Trump Krijgt Ongeduldig met Boeing over Air Force One

De Amerikaanse president Donald Trump heeft zijn onvrede over Boeing geuit, met betrekking tot een contract voor de bouw van twee nieuwe Air Force One-toestellen die vertraging oplopen.
Terwijl hij zich aan boord bevond van een van de 35-jarige presidentiële vliegtuigen die momenteel in gebruik zijn, liet Trump weten dat hij op zoek is naar alternatieve opties vanwege de langdurige tijdlijn voor Boeing om de vliegtuigen te leveren.
Het contract voor de twee vernieuwde versies van het presidentiële vliegtuig, dat is gebaseerd op de moderne Boeing 747-8, werd tijdens Trumps eerste ambtstermijn vastgesteld.
“Nee, ik ben niet blij met Boeing. Het duurt te lang voordat ze Air Force One klaar hebben. We hebben dat contract al een tijd geleden gegund,” zei Trump.
“We kunnen een vliegtuig kopen of iets dergelijks.”
Toen hem gevraagd werd of hij overwoog nieuwe vliegtuigen van Airbus aan te schaffen, de Europese concurrent van Boeing, antwoordde Trump: “Nee, ik zou Airbus niet boven Boeing overwegen, maar ik zou wel een gebruikte aanschaffen en ombouwen.”
Dit volgt op Trumps recente bezoek aan een 13 jaar oude Boeing 747-800, die voorheen eigendom was van de Koninklijke familie van Qatar en op Palm Beach International Airport stond.
De nieuwe Boeing-vliegtuigen zouden oorspronkelijk in 2024 worden afgeleverd; echter, de fabrikant heeft de leveringstijdlijn nu uitgesteld naar 2027 of 2028.
Tijdens zijn eerste ambtstermijn dwong Trump de vliegtuigproducent om het contract te heronderhandelen, omdat hij het oorspronkelijke contract te kostbaar vond.
Dit contract heeft al geleid tot aanzienlijke financiële verliezen voor Boeing.
Het inrichten van de vliegtuigen voor presidentiële doeleinden brengt aanzienlijke kosten met zich mee en vereist de installatie van uiterst gevoelige en complexe communicatie-, veiligheids- en toegankelijkheidssystemen.
Het afgelopen jaar was bijzonder uitdagend voor Boeing, met een verlies van $11,8 miljard (£9,4 miljard) in 2024, het grootste tekort sinds 2020, een jaar waarin de luchtvaartsector ernstig werd getroffen door de Covid-pandemie.
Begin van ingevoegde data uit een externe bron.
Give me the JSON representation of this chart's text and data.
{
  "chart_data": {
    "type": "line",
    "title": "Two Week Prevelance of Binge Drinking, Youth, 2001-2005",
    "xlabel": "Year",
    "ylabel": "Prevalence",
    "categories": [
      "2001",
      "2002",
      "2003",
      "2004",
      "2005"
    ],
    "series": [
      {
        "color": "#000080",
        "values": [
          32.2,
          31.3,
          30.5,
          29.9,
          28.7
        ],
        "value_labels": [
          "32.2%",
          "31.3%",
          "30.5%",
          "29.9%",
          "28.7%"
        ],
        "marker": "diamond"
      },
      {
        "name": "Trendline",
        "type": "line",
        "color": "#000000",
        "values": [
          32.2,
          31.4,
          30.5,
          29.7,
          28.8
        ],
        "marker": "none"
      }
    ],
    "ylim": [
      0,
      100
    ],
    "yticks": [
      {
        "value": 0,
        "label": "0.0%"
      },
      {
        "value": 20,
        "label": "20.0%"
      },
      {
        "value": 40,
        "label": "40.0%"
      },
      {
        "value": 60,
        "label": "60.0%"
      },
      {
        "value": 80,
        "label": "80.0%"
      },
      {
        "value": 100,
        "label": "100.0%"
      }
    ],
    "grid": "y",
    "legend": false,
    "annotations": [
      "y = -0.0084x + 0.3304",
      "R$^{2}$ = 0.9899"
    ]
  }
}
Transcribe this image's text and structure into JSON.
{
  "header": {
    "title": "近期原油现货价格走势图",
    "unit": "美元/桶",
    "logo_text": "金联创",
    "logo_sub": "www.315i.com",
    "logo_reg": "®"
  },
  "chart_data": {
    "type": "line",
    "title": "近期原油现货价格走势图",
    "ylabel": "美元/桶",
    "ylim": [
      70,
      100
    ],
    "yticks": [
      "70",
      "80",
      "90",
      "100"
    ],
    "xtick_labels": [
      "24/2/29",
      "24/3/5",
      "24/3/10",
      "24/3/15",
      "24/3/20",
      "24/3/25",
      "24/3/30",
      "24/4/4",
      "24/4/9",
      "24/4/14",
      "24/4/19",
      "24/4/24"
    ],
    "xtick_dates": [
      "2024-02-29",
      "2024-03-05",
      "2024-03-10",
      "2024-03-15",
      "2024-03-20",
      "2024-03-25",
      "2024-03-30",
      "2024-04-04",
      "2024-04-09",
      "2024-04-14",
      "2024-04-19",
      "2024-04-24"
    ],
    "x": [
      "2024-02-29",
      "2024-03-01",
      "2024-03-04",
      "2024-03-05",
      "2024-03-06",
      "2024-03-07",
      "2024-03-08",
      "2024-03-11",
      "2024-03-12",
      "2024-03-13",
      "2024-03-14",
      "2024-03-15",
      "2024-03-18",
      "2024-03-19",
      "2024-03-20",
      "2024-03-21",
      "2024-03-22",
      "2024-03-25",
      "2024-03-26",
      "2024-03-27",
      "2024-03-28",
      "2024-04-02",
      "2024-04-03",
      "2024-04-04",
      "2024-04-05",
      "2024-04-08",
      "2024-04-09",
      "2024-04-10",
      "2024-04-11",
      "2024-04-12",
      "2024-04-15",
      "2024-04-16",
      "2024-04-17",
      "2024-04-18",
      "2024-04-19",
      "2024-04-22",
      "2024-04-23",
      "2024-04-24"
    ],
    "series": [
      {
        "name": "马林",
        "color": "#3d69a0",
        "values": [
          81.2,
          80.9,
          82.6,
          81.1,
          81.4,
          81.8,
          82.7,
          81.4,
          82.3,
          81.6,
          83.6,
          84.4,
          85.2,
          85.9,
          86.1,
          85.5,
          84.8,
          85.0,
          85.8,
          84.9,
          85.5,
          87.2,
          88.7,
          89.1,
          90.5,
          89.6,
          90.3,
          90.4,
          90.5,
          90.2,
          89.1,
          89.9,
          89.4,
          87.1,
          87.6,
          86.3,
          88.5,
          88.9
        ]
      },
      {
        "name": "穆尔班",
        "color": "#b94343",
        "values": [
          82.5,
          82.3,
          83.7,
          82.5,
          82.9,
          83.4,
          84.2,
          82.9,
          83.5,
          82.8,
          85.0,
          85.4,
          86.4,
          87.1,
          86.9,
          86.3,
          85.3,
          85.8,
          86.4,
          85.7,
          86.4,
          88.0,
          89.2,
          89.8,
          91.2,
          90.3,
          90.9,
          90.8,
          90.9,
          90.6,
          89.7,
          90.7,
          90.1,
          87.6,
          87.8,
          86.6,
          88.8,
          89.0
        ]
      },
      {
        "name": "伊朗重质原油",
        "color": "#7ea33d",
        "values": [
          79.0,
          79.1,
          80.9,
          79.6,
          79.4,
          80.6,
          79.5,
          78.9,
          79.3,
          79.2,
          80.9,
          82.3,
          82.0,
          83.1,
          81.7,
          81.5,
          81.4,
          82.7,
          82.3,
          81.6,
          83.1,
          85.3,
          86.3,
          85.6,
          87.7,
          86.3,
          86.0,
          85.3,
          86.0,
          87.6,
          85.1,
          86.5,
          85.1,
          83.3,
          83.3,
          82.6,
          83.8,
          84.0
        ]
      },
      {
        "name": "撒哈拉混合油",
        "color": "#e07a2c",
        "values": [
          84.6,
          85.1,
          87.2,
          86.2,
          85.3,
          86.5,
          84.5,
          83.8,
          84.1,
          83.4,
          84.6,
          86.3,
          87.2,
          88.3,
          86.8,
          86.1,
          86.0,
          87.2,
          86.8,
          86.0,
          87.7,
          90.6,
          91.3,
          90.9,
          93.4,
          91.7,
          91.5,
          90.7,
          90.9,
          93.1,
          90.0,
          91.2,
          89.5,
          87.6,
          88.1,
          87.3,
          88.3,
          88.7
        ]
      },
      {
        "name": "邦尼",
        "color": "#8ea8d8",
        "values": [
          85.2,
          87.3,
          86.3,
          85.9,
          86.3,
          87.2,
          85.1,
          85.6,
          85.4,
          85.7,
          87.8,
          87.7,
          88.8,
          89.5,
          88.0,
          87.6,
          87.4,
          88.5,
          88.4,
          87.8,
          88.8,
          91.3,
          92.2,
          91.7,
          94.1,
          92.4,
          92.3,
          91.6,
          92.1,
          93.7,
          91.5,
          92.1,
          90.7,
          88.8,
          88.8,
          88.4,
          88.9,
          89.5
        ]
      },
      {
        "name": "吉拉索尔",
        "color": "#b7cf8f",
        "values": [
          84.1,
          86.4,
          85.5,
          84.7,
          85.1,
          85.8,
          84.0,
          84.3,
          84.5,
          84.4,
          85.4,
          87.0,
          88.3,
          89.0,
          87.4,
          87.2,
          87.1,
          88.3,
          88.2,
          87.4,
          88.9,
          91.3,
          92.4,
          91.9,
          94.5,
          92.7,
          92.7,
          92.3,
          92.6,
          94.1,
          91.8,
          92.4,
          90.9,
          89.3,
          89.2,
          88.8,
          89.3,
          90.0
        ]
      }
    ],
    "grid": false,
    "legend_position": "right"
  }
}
In het laatste kwartaal van december, een periode gekenmerkt door stakingen die de operaties verstoorden, leed het bedrijf een verlies van $3,8 miljard.
Boeing had niet alleen te kampen met problemen in de commerciële vliegtuigdivisie, maar ook met complicaties in verschillende defensieprogramma's.
Trumps onvrede over Boeing met betrekking tot het Air Force One-contract roept ernstige zorgen op over de toekomst van het project en de financiële stabiliteit van het bedrijf. De aanhoudende vertragingen en toenemende kosten verergeren alleen maar de bestaande problemen van Boeing, waaronder de aanzienlijke verliezen van het afgelopen jaar.
Met de uitgestelde levering tot 2027 of 2028, zou de onzekerheid rond het project het vertrouwen in Boeing's vermogen om belangrijke contracten na te komen verder kunnen ondermijnen. Dit kan ertoe leiden dat zowel het leger als belastingbetalers geconfronteerd worden met hogere kosten of een in kwaliteit verminderd product. De moeilijkheden van Boeing wijzen op een onzekere toekomst voor de luchtvaartgigant en haar belanghebbenden.